[Black] bodies are not monuments.

It has been 24 hours or so since I first came across an opinion piece from a poet and academic proclaiming her body a “monument to the Confederacy.”

I have continued to dwell on her opening line: “I have rape-colored skin.” Her choice to call her body and skin a monument to the “legacy of the Confederacy.” The fervid responses from colleagues and people I admire calling the piece powerful while others call(ed) it deeply uncomfortable, upsetting, gut-churning. My own reactions of dismay and alarm and later, confusion, disrupted my sleep and have felt like a burden taking up space in the back of my mind all day.

What does it mean to call a body a monument — specifically a Black body — particularly a monument to the dehumanization, brutalization, and exploitation of our Black predecessors? What does it mean to offer up how that trauma and horror of colonization, of chattel slavery, of Jim Crow is embedded and embodied and how that “legacy” should not just be acknowledged but also lends legitimacy to Black people’s calls to tear down actual monuments to the Confederacy? Who is the target audience when one says they have “rape-colored skin” (as though only light-skinned Black people were produced from these assaults) or that they have “rebel-grey blue blood coursing [their] veins” (as though the racial ideologies of our Black ancestors’ rapists, abusers, exploiters, oppressors are genetic and inherited via blood)? Who are you trying to shock and awe, to convince to join in the destruction of these mounds of stone and steel meant to symbolize the indomitable spirit of the white South?

Many of my favorite writers have thought long and hard about what it means for bodies to be sites of contestation. That the existence of people we in the United States currently identify as “multiracial” or “mixed-race” pre-dates the so-called Loving Generation. That their bodies symbolize(d) histories of conquest, increases in property value, or even contamination of whiteness seems to undergird Williams’ argument of “body as monument.” We — as a settler colonial society — certainly need to think about the ways who we are today and the lives we live, the things we believe and value, are a product of the relations between people who understood themselves as supreme human beings (entitled to the land and bodies of other people) and those they deemed racial “others” who are/were understood not just as lesser but quite literally inhuman. We need to contend with what it means for people to have involuntary “familial” connections borne out of assault and abuse, for those histories to inform present-day iterations of economic, political, and social assault and abuse.

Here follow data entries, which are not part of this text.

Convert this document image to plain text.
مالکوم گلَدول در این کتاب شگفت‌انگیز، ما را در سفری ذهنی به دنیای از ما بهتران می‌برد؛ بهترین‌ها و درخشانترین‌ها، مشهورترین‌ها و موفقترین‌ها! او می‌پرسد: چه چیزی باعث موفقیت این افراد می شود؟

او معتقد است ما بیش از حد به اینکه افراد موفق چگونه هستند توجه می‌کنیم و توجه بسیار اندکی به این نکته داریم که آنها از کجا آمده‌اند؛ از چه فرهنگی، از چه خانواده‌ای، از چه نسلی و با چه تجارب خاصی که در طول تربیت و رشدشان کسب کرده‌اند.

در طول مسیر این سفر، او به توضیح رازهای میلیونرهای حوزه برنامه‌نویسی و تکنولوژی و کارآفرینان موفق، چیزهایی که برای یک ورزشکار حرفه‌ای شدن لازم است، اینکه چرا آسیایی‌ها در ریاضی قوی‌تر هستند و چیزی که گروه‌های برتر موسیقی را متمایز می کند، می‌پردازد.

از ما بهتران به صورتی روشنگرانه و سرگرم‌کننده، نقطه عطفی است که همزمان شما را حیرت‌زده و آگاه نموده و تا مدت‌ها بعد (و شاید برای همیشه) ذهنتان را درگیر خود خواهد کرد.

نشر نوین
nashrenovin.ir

If Black bodies are not monuments to the Confederacy, what are they? Are they not monuments to Black people’s perseverance, love, community, creativity, imagination? To hope? Why frame our bodies as sites of pain, biologically tied to white “ancestors”? Why make any biological arguments about non-white people at all, knowing how fraught that is?

I remain unconvinced that reducing race to the body, to the genes that make up our DNA (and when combined in particular ways may favor certain characteristics), is the way to motivate white people to see that Black people, and really any colonized peoples, are human and deserving of respect. That our bodies and the harm bodies like ours have experienced in the past will inspire white people to end their desire to leave up physical places of honor for people who were so invested in owning other human beings that they seceded and fought a losing war in order to protect their “property.” But it is not only the legacy of the Confederacy that must be destroyed but that of the entire United States — Confederates weren’t the only ones holding people in bondage or working to keep Black people from gaining any semblance of access to basic human rights. Even the leaders who are lauded as the “fathers” of this country kept Black people as property, believed many of the same things their Confederate brethren believed (thus why we have so many Confederate statues or buildings named for its leaders in states that weren’t even in the Confederacy). I am as appalled at Williams’ framing of her biological connection to the Confederacy and the Ku Klux Klan as I am by the defense of Ulysses Grant as “one of the good ones” because he emancipated the singular enslaved African that he inherited through marriage.

Rooting moral logics in being for or against the Confederacy alone leaves a lot to be desired.

There is no such thing as “one of the good ones” when you owned other people and participated in the massacre of indigenous peoples and the theft of their land. There is no such thing as being genetically white or Black, because to be white or Black is about social and political relation. There is no such thing as an ancestral relation between us and the people who forcibly took land, bodily autonomy, rights, cultural practice, and family from our Black predecessors simply because there are “blood ties” or shared chromosomal markers. We are within our rights to demand the removal and eradication of statues, of named buildings, of flags, of songs, of awards, of all lingering traces of the Confederacy not because of shared history or biology…but because we wish to imagine and bring forth a world that rejects the valorization of people and ideologies that diminish the humanity of anyone. Destroying the vestiges of the Confederacy should not be the end of this fight. Everything this country was built on must go, too.